Un manifestant scande des slogans anti-gays lors d'une manifestation contre l'homosexualité à Dakar, au Sénégal, le vendredi 6 mars 2026.

Cette session extraordinaire se déroule dans un climat politique particulièrement tendu. Le Pastef remet notamment sur la table la modification de l’article 37 de la Constitution. Cette révision contraindrait le chef de l’État à déclarer son patrimoine non seulement à son entrée en fonction, mais également à la fin de son mandat, renforçant ainsi la transparence des dirigeants au Sénégal.
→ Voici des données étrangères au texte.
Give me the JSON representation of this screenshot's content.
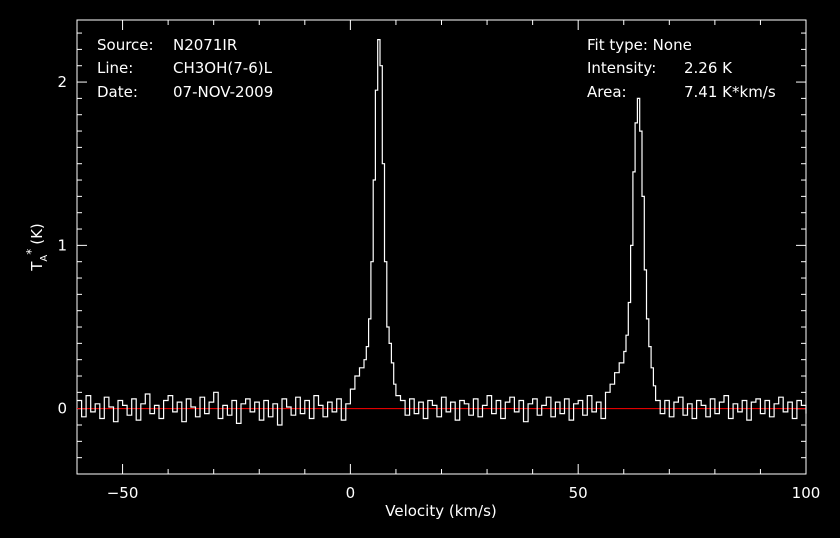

Une disposition similaire avait déjà été incluse dans une précédente révision constitutionnelle, votée par les députés fin juin. Cependant, le Conseil constitutionnel avait invalidé ce texte, marquant un revers pour le parti d’Ousmane Sonko. La nouvelle démarche parlementaire vise à introduire cette réforme sous une forme différente, cherchant à contourner les obstacles précédents.

La deuxième proposition de loi majeure, également portée par la majorité, cible les crédits spéciaux, communément désignés sous l’appellation de « fonds secrets ». Ces dotations, allouées à la présidence de la République et à la primature, pourraient désormais être soumises à un contrôle renforcé, notamment via l’établissement d’une commission parlementaire restreinte.

Le contrôle des crédits spéciaux au cœur du désaccord

La gestion de ces fonds représente l’un des points de discorde majeurs entre Ousmane Sonko et Bassirou Diomaye Faye. Ce différend avait d’ailleurs contribué à précipiter la rupture politique entre les deux hommes en mai dernier, soulignant la sensibilité du sujet des fonds secrets au Sénégal.

Pour Moussa Diaw, professeur de sciences politiques à l’université Gaston Berger de Saint-Louis, ces initiatives législatives illustrent la détermination du Pastef à exiger du président une plus grande transparence et une meilleure reddition de comptes. L’universitaire établit par ailleurs un lien direct entre cette offensive parlementaire et la création récente par Bassirou Diomaye Faye de son nouveau parti, Kiiraay.

Les deux propositions de loi à caractère politique seront examinées en procédure d’urgence. Leur adoption finale restera toutefois conditionnée par l’issue des débats parlementaires et, le cas échéant, par l’examen minutieux du Conseil constitutionnel.

La session inclut également trois projets de loi émanant du gouvernement. Ces textes concernent des domaines essentiels : le Code de la sécurité sociale, le Code du travail et la sécurité numérique, des piliers pour la société sénégalaise.

Ce dernier projet de loi sur la sécurité numérique intervient suite à une série d’attaques informatiques qui ont visé plusieurs institutions publiques sénégalaises. Depuis octobre, trois entités ont été ciblées, dont le Trésor public, selon les informations disponibles. La législation proposée vise à établir un cadre robuste pour renforcer la protection des infrastructures et des données numériques de l’État, une priorité face aux menaces croissantes.